Ranking ou E.P.D
En provenance de Etats-Unis, le ranking, est une pratique managériale qui tend à évaluer puis classer les collaborateurs afin " d'éliminer " les moins performants. Quelques tribunaux se sont déjà prononcés sur la licéité de ce procédé. Parce que dans certaines firmes, l'augmentation ininterrompue des performances devient " la " règle, le " ranking " en devient l'instrument de mesure.
A partir des entretiens annuels d'évaluation, les managers doivent classer leurs collaborateurs en plusieurs catégories. Pour ce faire, plusieurs données peuvent être utilisées, dont les résultats desdits entretiens.
Si l'on met en exergue les catégories les plus significatives, on retrouve toujours :
Les " hauts potentiels". Ce sont les collaborateurs les mieux notés, compte tenu des résultats extraordinaires qu'ils obtiennent en dépassant largement les objectifs fixés. De plus, leurs scores ont un impact significatif sur leurs équipes au sein de laquelle ils sont parfaitement intégrés ;
Les " médians ". Ceux-ci atteignent tout ou partie de leurs objectifs, sans pour autant les dépasser. De la même manière, leurs façons de travailler sont satisfaisantes et conformes aux attentes de leur hiérarchie ;
Les " faibles contributeurs ". Enfin, en bout de chaîne, se trouvent ceux dont la performance, le comportement et l'incidence sur le résultat de l'équipe ne sont pas satisfaisants.
Certaines entreprises auraient exigé de leur management que la catégorie des " faibles contributeurs " corresponde au moins à un pourcentage de 4 à 6 % des effectifs qu'il gère, pour imposer un jugement sur les salariés. Toute la difficulté réside dans l'identification des intéressés.
Pour ce faire, certaines procédures internes d'entreprise décrivent les signes extérieurs qui les caractérisent.
" Ils " :
- ne respectent pas les délais ;
- ne s'impliquent pas ;
- s'absentent souvent ;
- font l'objet de réclamations ;
- effectuent un travail qui est souvent à reprendre ;
- résistent et se plaignent du management ;
- n'acceptent pas les conseils ;
- rejettent leurs responsabilités sur autrui ;
- ont une influence néfaste sur leurs équipes ;
- communiquent mal ;
- font preuve de mauvais esprit.
Le dispositif de " Low Performance Management " n'est donc pas illicite en soi.

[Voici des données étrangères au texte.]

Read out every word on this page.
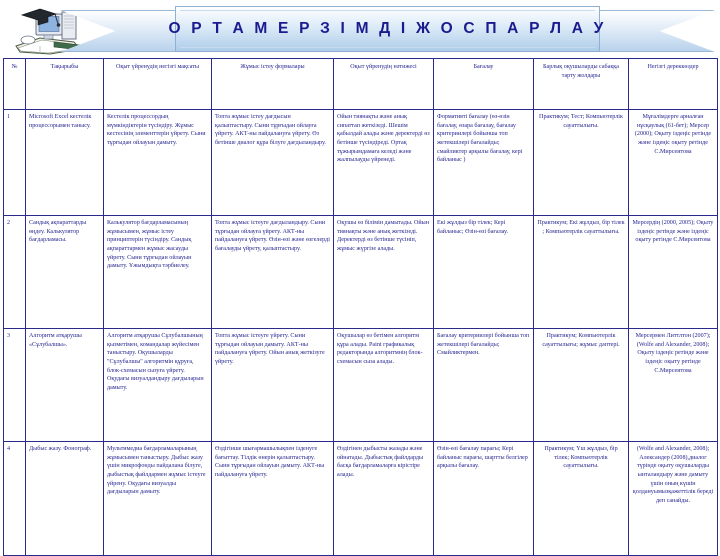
О Р Т А М Е Р З І М Д І Ж О С П А Р Л А У
№	Тақырыбы	Оқыт үйренудің негізгі мақсаты	Жұмыс істеу формалары	Оқыт үйренудің нәтижесі	Бағалау	Барлық оқушыларды сабаққа тарту жолдары	Негізгі дереккөздер
1	Microsoft Excel кестелік процессорымен танысу.	Кестелік процессордың мүмкіндіктерін түсіндіру. Жұмыс кестесінің элементтерін үйрету. Сыни тұрғыдан ойлауын дамыту.	Топта жұмыс істеу дағдысын қалыптастыру. Сыни тұрғыдан ойлауға үйрету. АКТ-ны пайдалануға үйрету. Өз бетінше диалог құра білуге дағдыландыру.	Ойын тиянақты және анық сипаттап жеткізеді. Шешім қабылдай алады және деректерді өз бетінше түсіндіреді. Ортақ тұжырымдамаға келеді және жалпылауды үйренеді.	Формативті бағалау (өз-өзін бағалау, өзара бағалау, бағалау критериилері бойынша топ жетекшілері бағалайды; смайликтер арқылы бағалау, кері байланыс )	Практикум; Тест; Компьютерлік сауаттылығы.	Мұғалімдерге арналған нұсқаулық (61-бет); Мерсер (2000); Оқыту іздеңіс ретінде және іздеңіс оқыту ретінде С.Мирсеитова
2	Сандық ақпараттарды өңдеу. Калькулятор бағдарламасы.	Калькулятор бағдарламасының жұмысымен, жұмыс істеу принциптерін түсіндіру. Сандық ақпараттармен жұмыс жасауды үйрету. Сыни тұрғыдан ойлауын дамыту. Ұжымдықта тәрбиелеу.	Топта жұмыс істеуге дағдыландыру. Сыни тұрғыдан ойлауға үйрету. АКТ-ны пайдалануға үйрету. Өзін-өзі және өзгелерді бағалауды үйрету, қалыптастыру.	Оқушы өз білімін дамытады. Ойын тиянақты және анық жеткізеді. Деректерді өз бетінше түсініп, жұмыс жүргізе алады.	Екі жұлдыз бір тілек; Кері байланыс; Өзін-өзі бағалау.	Практикум; Екі жұлдыз, бір тілек ; Компьютерлік сауаттылығы.	Мерсердің (2000, 2005); Оқыту іздеңіс ретінде және іздеңіс оқыту ретінде С.Мирсеитова
3	Алгоритм атқарушы «Сұлубалшы».	Алгоритм атқарушы Сұлубалшының қызметімен, командалар жүйесімен таныстыру. Оқушыларды "Сұлубалшы" алгоритмін құруға, блок-схемасын сызуға үйрету. Оқудағы визуалдандыру дағдыларын дамыту.	Топта жұмыс істеуге үйрету. Сыни тұрғыдан ойлауын дамыту. АКТ-ны пайдалануға үйрету. Ойын анық жеткізуге үйрету.	Оқушылар өз бетімен алгоритм құра алады. Paint графикалық редакторында алгоритмнің блок-схемасын сыза алады.	Бағалау критериилері бойынша топ жетекшілері бағалайды; Смайликтермен.	Практикум; Компьютерлік сауаттылығы; жұмыс дәптері.	Мерсермен Литтлтон (2007); (Wolfe and Alexander, 2008); Оқыту іздеңіс ретінде және іздеңіс оқыту ретінде С.Мирсеитова
4	Дыбыс жазу. Фонограф.	Мультимедиа бағдарламаларының жұмысымен таныстыру. Дыбыс жазу үшін микрофонды пайдалана білуге, дыбыстық файлдармен жұмыс істеуге үйрену. Оқудағы визуалды дағдыларын дамыту.	Өздігінше шығармашылықпен ізденуге бағыттау. Тілдік өнерін қалыптастыру. Сыни тұрғыдан ойлауын дамыту. АКТ-ны пайдалануға үйрету.	Өздігінен дыбысты жазады және ойнатады. Дыбыстық файлдарды басқа бағдарламаларға кірістіре алады.	Өзін-өзі бағалау парағы; Кері байланыс парағы, шартты белгілер арқылы бағалау.	Практикум; Үш жұлдыз, бір тілек; Компьютерлік сауаттылығы.	(Wolfe and Alexander, 2008); Александер (2008),диалог түрінде оқыту оқушыларды ынталандыру және дамыту үшін оның күшін қолдануымызқажеттілік береді деп санайды.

Il peut même être utilisé par l'entreprise pour se préconstitué, le cas échéant, les motifs d'un licenciement sur la base des " insuffisances " constatées.
Encore faut-il se prévaloir de contre-performances reposant sur des éléments précis, objectifs et imputables au salarié à l'exclusion de toute cause imputable à sa santé, à l'entreprise ou à une conjoncture économique défavorable. Ce classement implique généralement le déclenchement du programme " Managing Low performance " aussi dénommé " procédure de mise en garde ".
Celle-ci se concrétise par plusieurs entrevues de cadrage pour fixer à chaque collaborateur concerné des objectifs d'amélioration de ses points faibles, et... lui indiquer le risque probable d'une " séparation ". Dans le cadre du programme dénommé " Managing Low performance ", trois phases sont prévues :
1ere phase : audit préalable permettant d'identifier le ou les problèmes avec le collaborateur, envisager les éventuelles causes étrangères, déterminer des objectifs précis, décliner un calendrier de leurs réalisations et fixer une période de test ou probatoire de 3 à 6 mois selon la gravité des insuffisances ou les responsabilités du salarié, le tout formalisé dans un document : le " plan d'amélioration " ;
2ème phase : déroulement du plan d'amélioration et période d'observation. Pendant la période de test, le collaborateur œuvre pour atteindre ses objectifs. Un " plan d'action correctif " peut permettre de les adapter - si nécessaires - en fonction de l'évolution de la situation. Cela est décidé à l'occasion d'entretiens intermédiaires (" revues ") ;
3ème phase : bilan et prise de décision en ce qui concerne la poursuite, la modification (rétrogradation) ou la rupture du contrat de travail au moyen d'un licenciement.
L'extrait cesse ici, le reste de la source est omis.